Beatrice Ensor
| Beatrice Ensor | |
|---|---|
![]() Beatrice Ensor | |
| Nome completo | Beatrice Nina Frederica de Normann |
| Nascimento | 1885 de agosto de 11 (2014 anos) Marselha, França[1] |
| Morte | 1974 Londres, Inglaterra[1] |
| Nacionalidade | Britânica[1] |
| Cônjuge | Robert Weld Ensor (c. 1917–1933)[1] |
| Filho(a)(s) | Michael Ensor[1] |
| Ocupação | Educadora, Pedagoga, Teosofista, Editora[1] |
Beatrice Ensor (nascida Beatrice Nina Frederica de Normann; Marselha, 11 de agosto de 1885 – Londres, 1974) foi uma educadora, pedagoga e teosofista inglesa, figura importante no movimento da Educação Nova do século XX. Ela é conhecida por ser co-fundadora da New Education Fellowship (NEF), posteriormente renomeada World Education Fellowship, e como editora do influente jornal Education for the New Era.[1]
O trabalho de Ensor foi crucial na promoção de ideais progressistas em educação, como a centralidade da criança, a reforma social e a compreensão internacional.[2][3] Sua visão de educação, que unia ideias espirituais e humanitárias, influenciou a criação da]. A NEF foi chamada de "parteira no nascimento da UNESCO".[1]
Biografia
Beatrice Nina Frederica de Normann nasceu em Marselha, França, em 11 de agosto de 1885.[1] Filha mais velha de Albert Edward de Normann e Irene Matilda (nascida Wood), passou seus primeiros anos em Marselha e Gênova devido à profissão de seu pai no setor de navegação, assim, ela aprendeu italiano e francês.[1] Ela tinha dois irmãos, Sir Eric de Normann e Albert Wilfred Noel de Normann ("Bill").[1]
Para completar sua educação, Beatrice mudou-se para a Inglaterra, onde se qualificou como professora de economia doméstica, lecionando brevemente em Sheffield.[1] No início de sua carreira, ela foi Inspetora de educação de mulheres e meninas no Conselho do Condado de Glamorgan e, durante a Primeira Guerra Mundial, Inspetora de economia doméstica pelo Board of Education no Sudoeste da Inglaterra.[1] Mas ela não gostava do trabalho no serviço público, mostrando que não estava satisfeita com o ensino tradicional.[1]
Essa insatisfação a fez procurar outras formas de ensinar.[1] Sua insatisfação com o "ensino regimentado e passivo" que observava em suas inspeções a levou a um grande interesse pelas ideias de Maria Montessori, a quem conheceu e com quem manteve correspondência.[1] Sua participação em uma conferência em East Runton em 1914, focada no "Método Montessori na Educação", solidificou seu interesse.[1]

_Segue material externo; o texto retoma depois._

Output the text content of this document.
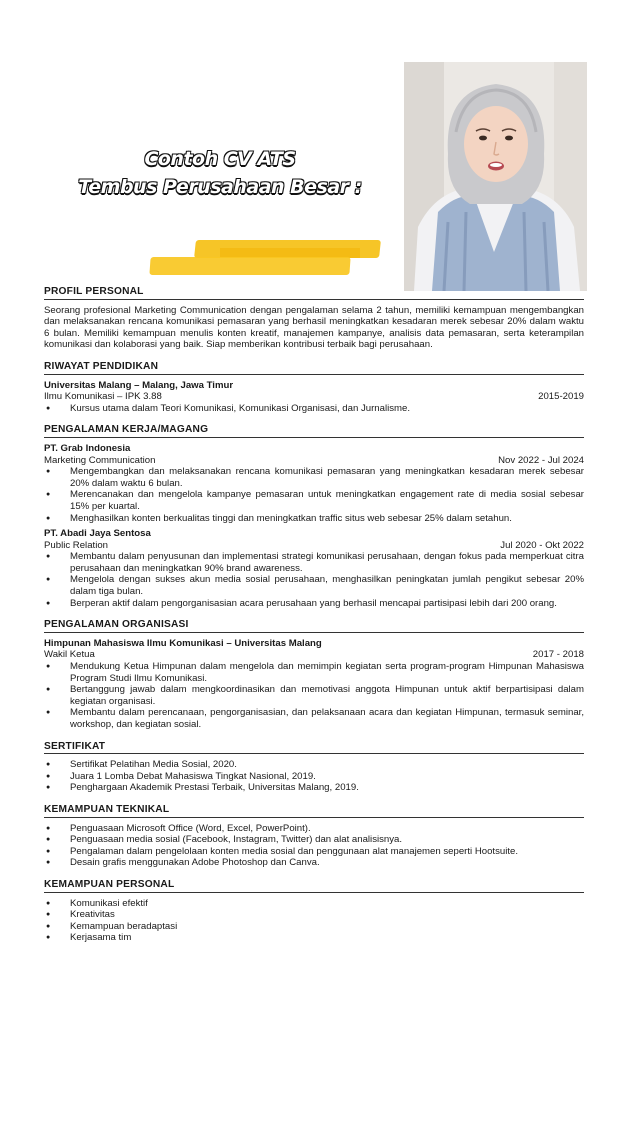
Contoh CV ATS
Tembus Perusahaan Besar :
PROFIL PERSONAL
Seorang profesional Marketing Communication dengan pengalaman selama 2 tahun, memiliki kemampuan mengembangkan dan melaksanakan rencana komunikasi pemasaran yang berhasil meningkatkan kesadaran merek sebesar 20% dalam waktu 6 bulan. Memiliki kemampuan menulis konten kreatif, manajemen kampanye, analisis data pemasaran, serta keterampilan komunikasi dan kolaborasi yang baik. Siap memberikan kontribusi terbaik bagi perusahaan.
RIWAYAT PENDIDIKAN
Universitas Malang – Malang, Jawa Timur
Ilmu Komunikasi – IPK 3.88	2015-2019
● Kursus utama dalam Teori Komunikasi, Komunikasi Organisasi, dan Jurnalisme.
PENGALAMAN KERJA/MAGANG
PT. Grab Indonesia
Marketing Communication	Nov 2022 - Jul 2024
● Mengembangkan dan melaksanakan rencana komunikasi pemasaran yang meningkatkan kesadaran merek sebesar 20% dalam waktu 6 bulan.
● Merencanakan dan mengelola kampanye pemasaran untuk meningkatkan engagement rate di media sosial sebesar 15% per kuartal.
● Menghasilkan konten berkualitas tinggi dan meningkatkan traffic situs web sebesar 25% dalam setahun.
PT. Abadi Jaya Sentosa
Public Relation	Jul 2020 - Okt 2022
● Membantu dalam penyusunan dan implementasi strategi komunikasi perusahaan, dengan fokus pada memperkuat citra perusahaan dan meningkatkan 90% brand awareness.
● Mengelola dengan sukses akun media sosial perusahaan, menghasilkan peningkatan jumlah pengikut sebesar 20% dalam tiga bulan.
● Berperan aktif dalam pengorganisasian acara perusahaan yang berhasil mencapai partisipasi lebih dari 200 orang.
PENGALAMAN ORGANISASI
Himpunan Mahasiswa Ilmu Komunikasi – Universitas Malang
Wakil Ketua	2017 - 2018
● Mendukung Ketua Himpunan dalam mengelola dan memimpin kegiatan serta program-program Himpunan Mahasiswa Program Studi Ilmu Komunikasi.
● Bertanggung jawab dalam mengkoordinasikan dan memotivasi anggota Himpunan untuk aktif berpartisipasi dalam kegiatan organisasi.
● Membantu dalam perencanaan, pengorganisasian, dan pelaksanaan acara dan kegiatan Himpunan, termasuk seminar, workshop, dan kegiatan sosial.
SERTIFIKAT
● Sertifikat Pelatihan Media Sosial, 2020.
● Juara 1 Lomba Debat Mahasiswa Tingkat Nasional, 2019.
● Penghargaan Akademik Prestasi Terbaik, Universitas Malang, 2019.
KEMAMPUAN TEKNIKAL
● Penguasaan Microsoft Office (Word, Excel, PowerPoint).
● Penguasaan media sosial (Facebook, Instagram, Twitter) dan alat analisisnya.
● Pengalaman dalam pengelolaan konten media sosial dan penggunaan alat manajemen seperti Hootsuite.
● Desain grafis menggunakan Adobe Photoshop dan Canva.
KEMAMPUAN PERSONAL
● Komunikasi efektif
● Kreativitas
● Kemampuan beradaptasi
● Kerjasama tim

Em 1917, Beatrice casou-se com Robert Weld Ensor, que tinha ascendência irlandesa/inglesa e havia servido na Polícia Montada do Noroeste do Canadá e como Capitão no Exército Canadense.[1] A Teosofia foi o elo que os uniu.[1] O casal teve um filho, Michael, nascido em 1919.[1]
A Influência da Teosofia e o Início da Reforma Educacional
A Teosofia mudou muito a vida e o trabalho de Beatrice Ensor na educação.[1] Em 1908, um livro teosófico deixado por um visitante em sua casa a impactou significativamente, levando-a a ingressar na Sociedade Teosófica.[1] Essa ligação se tornou muito importante em sua vida.[1] A Teosofia, como sistema de "religião-sabedoria", busca harmonizar diversas doutrinas religiosas e filosóficas, incorporando elementos como panteísmo, interpretação alegórica, ecletismo e misticismo.[4] Essa visão de mundo deu a Ensor uma base para suas ideias de reforma social e educacional.
Beatrice Ensor foi muito importante na criação da Fraternidade Teosófica em Educação (Theosophical Fraternity in Education).[1] Em 1915, foi convidada a assumir o cargo de Secretária Organizadora do Theosophical Educational Trust.[1] Durante esse período, Ensor colaborou estreitamente com George Arundale, que mais tarde se tornaria Presidente da Sociedade Teosófica (Adyar).[1]
Um resultado importante de seu envolvimento com a Teosofia foi a criação do jornal Education for the New Era, lançado em janeiro de 1920.[5] Este periódico, que continua a ser publicado décadas depois, refletia a visão de Ensor para a "reconstrução na educação".[1] Como editora, seu "conhecimento de educação e experiência como Inspetora de Escolas na Grã-Bretanha" a ajudaram a guiar as novas ideias na educação.[1] Sua "percepção espiritual como Teosofista" foi essencial para entender novas ideias e tendências.[1] Por um período, Ensor foi co-editora da revista com A. S. Neill.[1]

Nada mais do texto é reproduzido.